Global Skepticism vs. Local Skepticism.

Global skepticism is the view that we cannot know (have justified beliefs about) anything.
Local skepticism is the view that we cannot know (have justified beliefs about) anything in a certain domain.
Popular domains for local skepticism include:

Induction

Induction is an inference:
 
FROM:
Observed Cases
TO:
Unobserved Case
or Generalization

Examples

I’ve observed numerous zebras and all have had stripes. Therefore, all zebras have stripes.

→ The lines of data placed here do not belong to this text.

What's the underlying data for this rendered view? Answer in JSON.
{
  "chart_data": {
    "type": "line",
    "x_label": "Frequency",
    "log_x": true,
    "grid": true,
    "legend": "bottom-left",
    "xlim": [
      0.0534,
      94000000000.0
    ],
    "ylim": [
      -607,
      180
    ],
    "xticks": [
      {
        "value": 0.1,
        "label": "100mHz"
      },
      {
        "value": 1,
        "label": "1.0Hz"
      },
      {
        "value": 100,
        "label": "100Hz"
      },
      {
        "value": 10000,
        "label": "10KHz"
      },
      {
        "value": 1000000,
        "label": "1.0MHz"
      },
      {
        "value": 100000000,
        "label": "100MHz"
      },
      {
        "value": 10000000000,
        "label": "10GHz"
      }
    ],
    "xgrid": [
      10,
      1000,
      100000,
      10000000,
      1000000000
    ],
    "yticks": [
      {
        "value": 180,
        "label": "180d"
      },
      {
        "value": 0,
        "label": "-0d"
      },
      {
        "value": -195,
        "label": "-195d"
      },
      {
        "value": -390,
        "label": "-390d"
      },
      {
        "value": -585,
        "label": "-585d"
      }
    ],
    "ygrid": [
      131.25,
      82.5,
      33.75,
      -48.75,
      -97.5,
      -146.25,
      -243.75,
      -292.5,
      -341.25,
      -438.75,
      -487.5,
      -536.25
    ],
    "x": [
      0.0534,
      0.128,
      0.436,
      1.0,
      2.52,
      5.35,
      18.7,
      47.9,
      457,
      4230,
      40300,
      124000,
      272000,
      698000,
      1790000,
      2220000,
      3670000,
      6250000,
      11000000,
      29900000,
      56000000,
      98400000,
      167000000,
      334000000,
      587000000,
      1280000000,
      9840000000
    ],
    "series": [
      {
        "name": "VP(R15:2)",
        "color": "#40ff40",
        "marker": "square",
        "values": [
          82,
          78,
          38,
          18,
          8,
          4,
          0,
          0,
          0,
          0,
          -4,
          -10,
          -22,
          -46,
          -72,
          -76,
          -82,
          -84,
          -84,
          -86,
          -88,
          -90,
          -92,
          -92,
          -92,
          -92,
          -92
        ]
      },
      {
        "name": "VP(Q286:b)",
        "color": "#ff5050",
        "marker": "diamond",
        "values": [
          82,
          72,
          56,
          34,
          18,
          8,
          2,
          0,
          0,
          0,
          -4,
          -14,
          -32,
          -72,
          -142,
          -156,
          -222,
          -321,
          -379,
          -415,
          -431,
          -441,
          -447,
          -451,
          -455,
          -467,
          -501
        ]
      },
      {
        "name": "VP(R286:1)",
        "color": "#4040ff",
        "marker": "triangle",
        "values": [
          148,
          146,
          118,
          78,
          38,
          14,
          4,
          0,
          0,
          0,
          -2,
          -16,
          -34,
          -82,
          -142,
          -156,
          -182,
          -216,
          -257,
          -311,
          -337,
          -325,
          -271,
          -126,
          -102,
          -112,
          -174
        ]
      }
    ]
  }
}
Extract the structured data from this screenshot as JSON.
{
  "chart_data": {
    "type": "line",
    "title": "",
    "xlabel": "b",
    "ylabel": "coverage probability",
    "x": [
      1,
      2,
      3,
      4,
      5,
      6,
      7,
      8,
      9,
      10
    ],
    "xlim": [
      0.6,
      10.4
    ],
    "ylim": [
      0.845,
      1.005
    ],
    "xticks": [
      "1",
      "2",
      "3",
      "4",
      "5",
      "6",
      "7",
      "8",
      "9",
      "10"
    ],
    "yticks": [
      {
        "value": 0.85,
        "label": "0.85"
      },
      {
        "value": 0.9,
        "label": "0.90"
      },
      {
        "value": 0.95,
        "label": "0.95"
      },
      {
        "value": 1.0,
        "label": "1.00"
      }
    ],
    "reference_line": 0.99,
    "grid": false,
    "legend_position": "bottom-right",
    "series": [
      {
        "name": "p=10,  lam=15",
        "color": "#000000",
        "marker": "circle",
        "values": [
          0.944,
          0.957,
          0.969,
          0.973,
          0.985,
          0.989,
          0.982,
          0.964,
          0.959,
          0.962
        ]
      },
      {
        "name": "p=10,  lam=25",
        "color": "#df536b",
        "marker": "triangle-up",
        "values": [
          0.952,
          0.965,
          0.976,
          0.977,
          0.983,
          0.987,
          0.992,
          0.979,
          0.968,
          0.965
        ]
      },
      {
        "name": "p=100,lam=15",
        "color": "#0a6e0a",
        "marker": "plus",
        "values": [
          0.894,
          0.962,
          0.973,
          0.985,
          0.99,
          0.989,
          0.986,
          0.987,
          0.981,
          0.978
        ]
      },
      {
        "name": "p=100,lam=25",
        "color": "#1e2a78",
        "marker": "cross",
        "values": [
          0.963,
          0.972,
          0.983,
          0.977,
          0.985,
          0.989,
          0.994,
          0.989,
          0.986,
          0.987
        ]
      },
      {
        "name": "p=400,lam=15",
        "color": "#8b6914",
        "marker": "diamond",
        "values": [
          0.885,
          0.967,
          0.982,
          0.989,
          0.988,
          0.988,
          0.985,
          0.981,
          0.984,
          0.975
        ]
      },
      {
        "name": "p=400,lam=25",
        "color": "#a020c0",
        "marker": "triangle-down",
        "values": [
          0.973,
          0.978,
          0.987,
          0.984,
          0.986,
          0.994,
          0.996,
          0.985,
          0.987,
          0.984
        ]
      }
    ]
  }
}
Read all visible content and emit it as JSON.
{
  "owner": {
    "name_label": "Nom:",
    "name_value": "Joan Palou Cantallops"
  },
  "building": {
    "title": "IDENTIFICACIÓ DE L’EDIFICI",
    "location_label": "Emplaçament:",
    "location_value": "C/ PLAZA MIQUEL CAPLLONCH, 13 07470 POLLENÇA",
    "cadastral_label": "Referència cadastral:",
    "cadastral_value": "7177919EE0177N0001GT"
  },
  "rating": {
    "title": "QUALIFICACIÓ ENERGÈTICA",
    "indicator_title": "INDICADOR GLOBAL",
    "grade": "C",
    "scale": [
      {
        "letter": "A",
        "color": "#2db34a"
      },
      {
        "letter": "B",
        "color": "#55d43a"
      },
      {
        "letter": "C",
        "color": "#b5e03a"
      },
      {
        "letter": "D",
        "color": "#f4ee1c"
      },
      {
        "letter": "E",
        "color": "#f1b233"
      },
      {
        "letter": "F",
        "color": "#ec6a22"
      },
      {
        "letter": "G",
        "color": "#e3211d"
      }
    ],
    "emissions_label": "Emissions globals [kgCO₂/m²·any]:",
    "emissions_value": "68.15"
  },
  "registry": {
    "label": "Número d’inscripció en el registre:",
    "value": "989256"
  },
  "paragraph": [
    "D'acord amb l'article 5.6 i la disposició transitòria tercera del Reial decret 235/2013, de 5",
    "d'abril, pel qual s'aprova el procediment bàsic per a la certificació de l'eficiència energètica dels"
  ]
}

I’ve observed numerous zebras and all have had stripes. Therefore, the next zebra I observe will have stripes.

The sun came up today.
The sun came up yesterday.
The sun came up the day before that.

Therefore, the sun will come up tomorrow.
 

Induction vs. Deduction

Notice that none of these inductive arguments are deductively valid.
It’s possible that the premises are true, but the conclusion false.
(That is, it’s possible that the sun won’t rise tomorrow, or that we’ll discover a zebra without stripes, or fire that is cold, or a bottle that doesn’t fall when dropped.)

But we think that an inductive argument with true premises makes it very, very likely that the conclusion is true.

Hume advances a powerful skeptical argument against induction. He thinks that we have no reason to believe that a good inductive argument with true premises even makes the conclusion likely to be true.